汗や泥、ほこりなど水溶性の汚れは水で洗い流すことができますが、皮脂などの油性の汚れは水に溶けないため、水だけでは落とすことができません。
水と油のように異なる性質の液体や固体が、混ざらずに接している面のことを界面といいます。
界面活性剤は、この界面に働いて本来混ざり合わないものの界面の性質を変えて洗浄や乳化などの働きをする物質のことです。
水と油を混ぜて振ると、一時的に混ざりますが、すぐに分かれてしまいます。
ところが、そこに界面活性剤を入れて振ると、白く濁ったようになって、混ざってしまいます。 この現象を乳化といいます。
界面活性剤と乳化について最もわかりやすいのが、ドレッシングとマヨネーズの例です。
ドレッシングの主材料は油と酢で、強く振ると一時的に乳化しますが、しばらくするとまた油と酢に分離してしまいます。
マヨネーズの材料は油と酢と卵ですが、酢と油に卵が加わると、卵黄に含まれるレシチンが界面活性剤(乳化剤ともいう)として働いて乳化がキープされます。
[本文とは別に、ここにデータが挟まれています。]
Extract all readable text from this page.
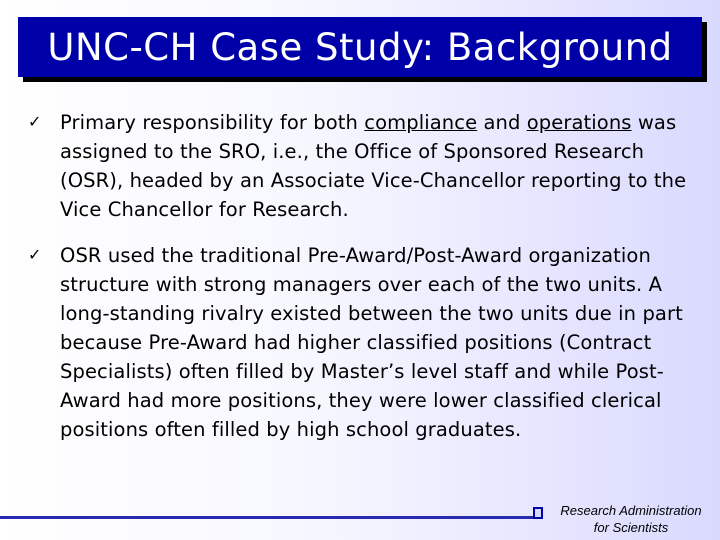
UNC-CH Case Study: Background
✓ Primary responsibility for both compliance and operations was assigned to the SRO, i.e., the Office of Sponsored Research (OSR), headed by an Associate Vice-Chancellor reporting to the Vice Chancellor for Research.
✓ OSR used the traditional Pre-Award/Post-Award organization structure with strong managers over each of the two units. A long-standing rivalry existed between the two units due in part because Pre-Award had higher classified positions (Contract Specialists) often filled by Master’s level staff and while Post-Award had more positions, they were lower classified clerical positions often filled by high school graduates.
Research Administration
for Scientists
界面活性剤と乳化剤は同義ですが、一般的に食品の場合は「乳化剤」、洗剤や化粧品の場合は「界面活性剤」と表示されます。
界面活性剤は石けんや合成洗剤、化粧品、医薬品、食品など、私たちの身の回りにある多くのものに利用されています。
私たちの日常生活には界面活性剤の働きが欠かせませんが、身体洗浄に利用する場合、界面である皮膚の性質が変わってしまう=皮膚のバリア機能が壊されるリスクがあることを念頭において上手く使うことが大切です。